Libia, l’inviato Onu Salamè a Conte e Moavero: serve leadership congiunta Italia-Francia

L’inviato speciale dell’Onu Ghassan Salamè (a sinistra) ha incontrato alla Farnesina il ministro degli Esteri Enzo Moavero Milanesi (foto Ansa)
L’inviato speciale dell’Onu Ghassan Salamè (a sinistra) ha incontrato alla Farnesina il ministro degli Esteri Enzo Moavero Milanesi (foto Ansa)

Solo l’Europa nel suo insieme con una leadership congiunta italiana e francese potrà facilitare una soluzione politica per la crisi libica. Sembra essere questo il senso complessivo dei colloqui avuti oggi a Roma dall’inviato speciale dell’Onu Ghassam Salamè con il premier Giuseppe Conte e con il ministro degli Esteri Enzo Moavero. «La Libia è il nostro primo dossier – ha tenuto a precisare Conte - stiamo cercando di ricostruire il percorso di fiducia e quindi il dialogo per una soluzione politica».

Salamè: auspico dialogo tra parti prima del Ramadan
Ghassam Salamè crede molto a un’azione dell’Italia e della Francia insieme per rilanciare la road map dell’Onu e avviare il processo elettorale. «Mi auguro – ha spiegato Salamè - che le parti in Libia riescano a sedersi al tavolo dei negoziati prima del Ramadan». L’inviato Onu non nasconde le difficoltà per realizzare ora le elezioni per via del conflitto ma «la buona notizia è che sette città la settimana scorsa hanno eletto i loro sindaci. Quindi c’è sempre un viaggio di speranza per chi è disposto a vederlo».

Moavero: auspichiamo tregue per affrontare emergenza umanitaria
Il governo italiano, ha ricordato Moavero, sostiene l’azione delle Nazione Unite, «azione importante in particolare in questo periodo in cui si sono riaccesi gli scontri armati». La popolazione civile in Libia, ha osservato sempre il responsabile della Farnesina, «è sottoposta a costanti rischi e pericoli crescenti, noi auspichiamo che ci possano essere tregue che consentano di affrontare l’emergenza umanitaria nel modo migliore».

«Chiesto a Ue azione in caso di flussi»
Nei giorni scorsi il ministro degli Esteri ha anche scritto alla Commissione europea per chiedere aiuto «nel caso si dovessero verificare flussi consistenti e improvvisi di migranti dalla Libia». «Ho scritto al primo vice presidente della Commissione europea Timmermans e al commissario per le migrazioni Avramopoulos – ha reso noto Moavero - per chiedere che si predispongano tutti gli atti necessari, qualora si verificassero quei flussi anormali, di cui parla il trattato sul funzionamento dell’Unione europea, che prevede si possano prendere misure». Ma oltre alla questione migranti sia Conte che Salamè credono molto in un’azione europea a guida italo-francese per riportare le parti al tavolo di negoziato.

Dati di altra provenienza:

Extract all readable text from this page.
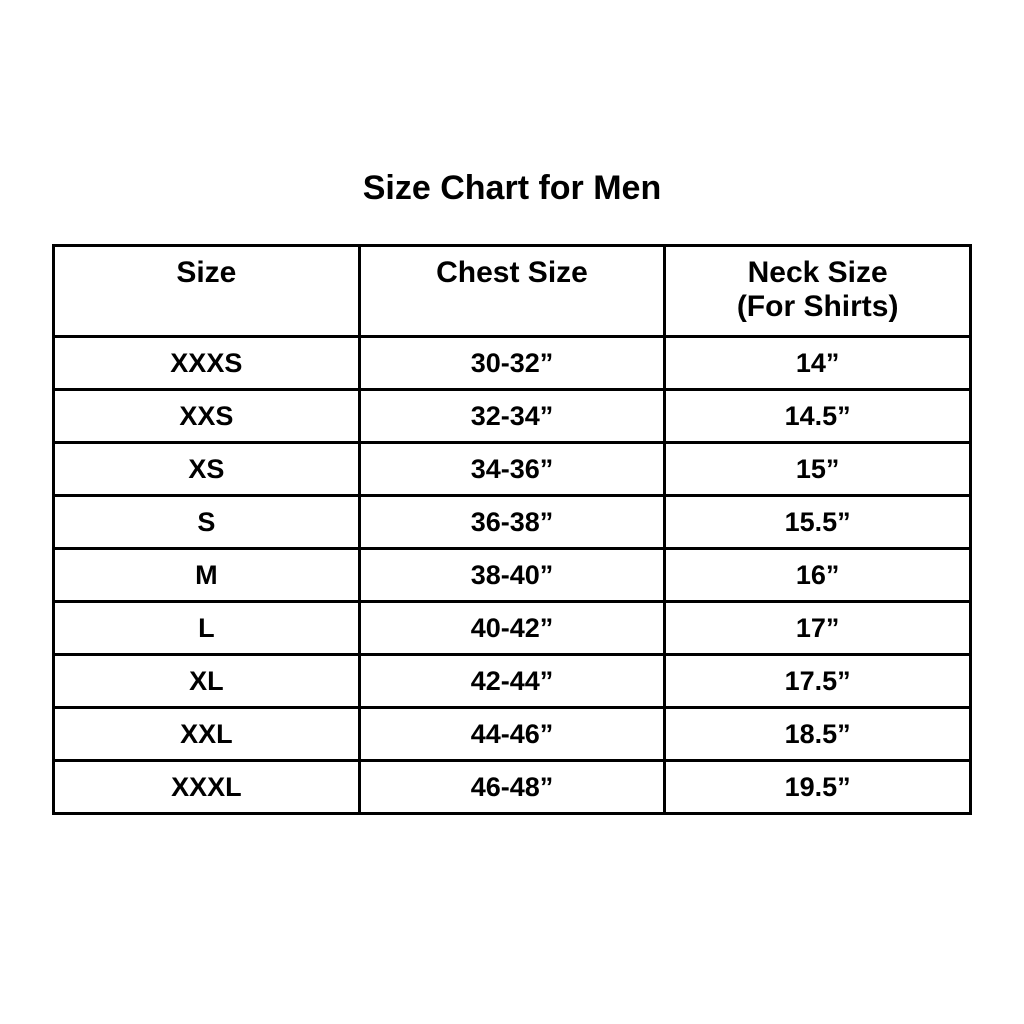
Size Chart for Men
Size	Chest Size	Neck Size
(For Shirts)

XXXS	30-32”	14”
XXS	32-34”	14.5”
XS	34-36”	15”
S	36-38”	15.5”
M	38-40”	16”
L	40-42”	17”
XL	42-44”	17.5”
XXL	44-46”	18.5”
XXXL	46-48”	19.5”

Eni: produzione stabile tra 275 e 280mila barili al giorno
Per quanto riguarda gli effetti del conflitto sulla produzione di greggio e gas secondo Eni la situazione è «sotto controllo», con una produzione «stabile tra 275 e 280mila barili al giorno». Lo ha detto Massimo Mondazzi, direttore finanziario di Eni, rispondendo alle domande degli analisti. Per l’intero esercizio il Gruppo conferma la propria stima di una produzione giornaliera di 1,88 milioni di barili.